Calmet, and Josephus.

There came wise men from the east] Or, Magi came from the

eastern countries. "The Jews believed that there were prophets in

the kingdom of Saba and Arabia, who were of the posterity of

Abraham by Keturah; and that they taught in the name of God, what

they had received in tradition from the mouth of Abraham."-WHITBY.

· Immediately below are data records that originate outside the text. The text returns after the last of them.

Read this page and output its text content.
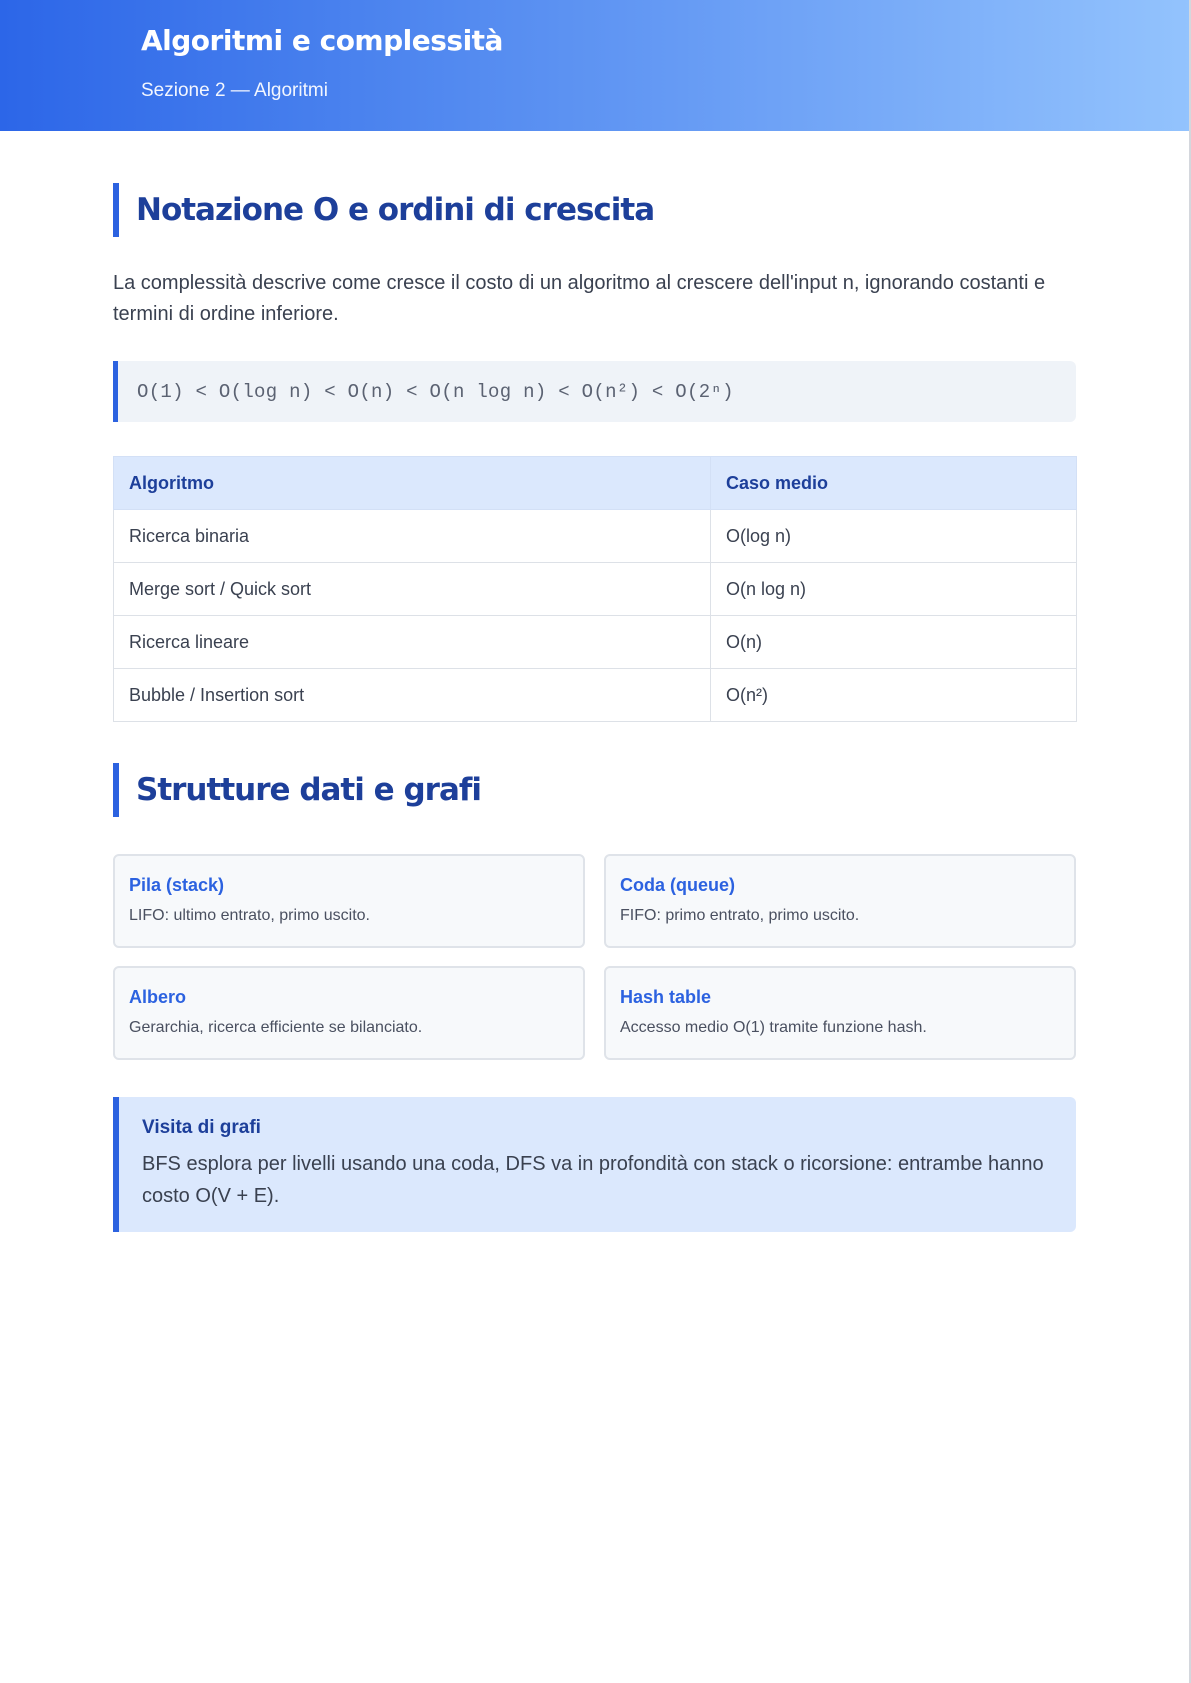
Algoritmi e complessità
Sezione 2 — Algoritmi
Notazione O e ordini di crescita

La complessità descrive come cresce il costo di un algoritmo al crescere dell'input n, ignorando costanti e termini di ordine inferiore.

O(1) < O(log n) < O(n) < O(n log n) < O(n²) < O(2ⁿ)
Algoritmo	Caso medio
Ricerca binaria	O(log n)
Merge sort / Quick sort	O(n log n)
Ricerca lineare	O(n)
Bubble / Insertion sort	O(n²)
Strutture dati e grafi
Pila (stack)
LIFO: ultimo entrato, primo uscito.
Coda (queue)
FIFO: primo entrato, primo uscito.
Albero
Gerarchia, ricerca efficiente se bilanciato.
Hash table
Accesso medio O(1) tramite funzione hash.
Visita di grafi
BFS esplora per livelli usando una coda, DFS va in profondità con stack o ricorsione: entrambe hanno costo O(V + E).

That many Jews were mixed with this people there is little doubt;

and that these eastern magi, or philosophers, astrologers, or

whatever else they were, might have been originally of that class,

there is room to believe. These, knowing the promise of the

Messiah, were now, probably, like other believing Jews, waiting

for the consolation of Israel. The Persic translator renders the

Greek μαγοι by [Persic] mejooseean, which properly signifies a

worshipper of fire; and from which we have our word magician. It

is very probable that the ancient Persians, who were considered as

worshippers of fire, only honoured it as the symbolical

representation of the Deity; and, seeing this unusual appearance,

might consider it as a sign that the God they worshipped was about

to manifest himself among men. Therefore they say, We have seen

his star-and are come to worship him; but it is most likely that

the Greeks made their μαγοι magi, which we translate wise men,

from the Persian [Persian] mogh, and [Persian] moghan, which the

Kushuf ul Loghat, a very eminent Persian lexicon, explains by

[Persian] atush perest, a worshipper of fire; which the Persians

suppose all the inhabitants of Ur in Chaldea were, among whom the

Prophet Abraham was brought up. The Mohammedans apply this title

by way of derision to Christian monks in their associate

capacity; and by a yet stronger catachresis, they apply it to a

tavern, and the people that frequent it. Also, to ridicule in the

most forcible manner the Christian priesthood, they call the

tavern-keeper [Arabic], peeri Mughan, the priest, or chief of

the idolaters. It is very probable that the persons mentioned by

the evangelist were a sort of astrologers, probably of Jewish

extraction, that they lived in Arabia-Felix, and, for the reasons

above given, came to worship their new-born sovereign. It is

worthy of remark, that the Anglo-saxon translates the word μαγοι

by [Anglo-Saxon], which signifies astrologers, from [Anglo-Saxon]

a star or planet, and [Anglo-Saxon], to know or understand.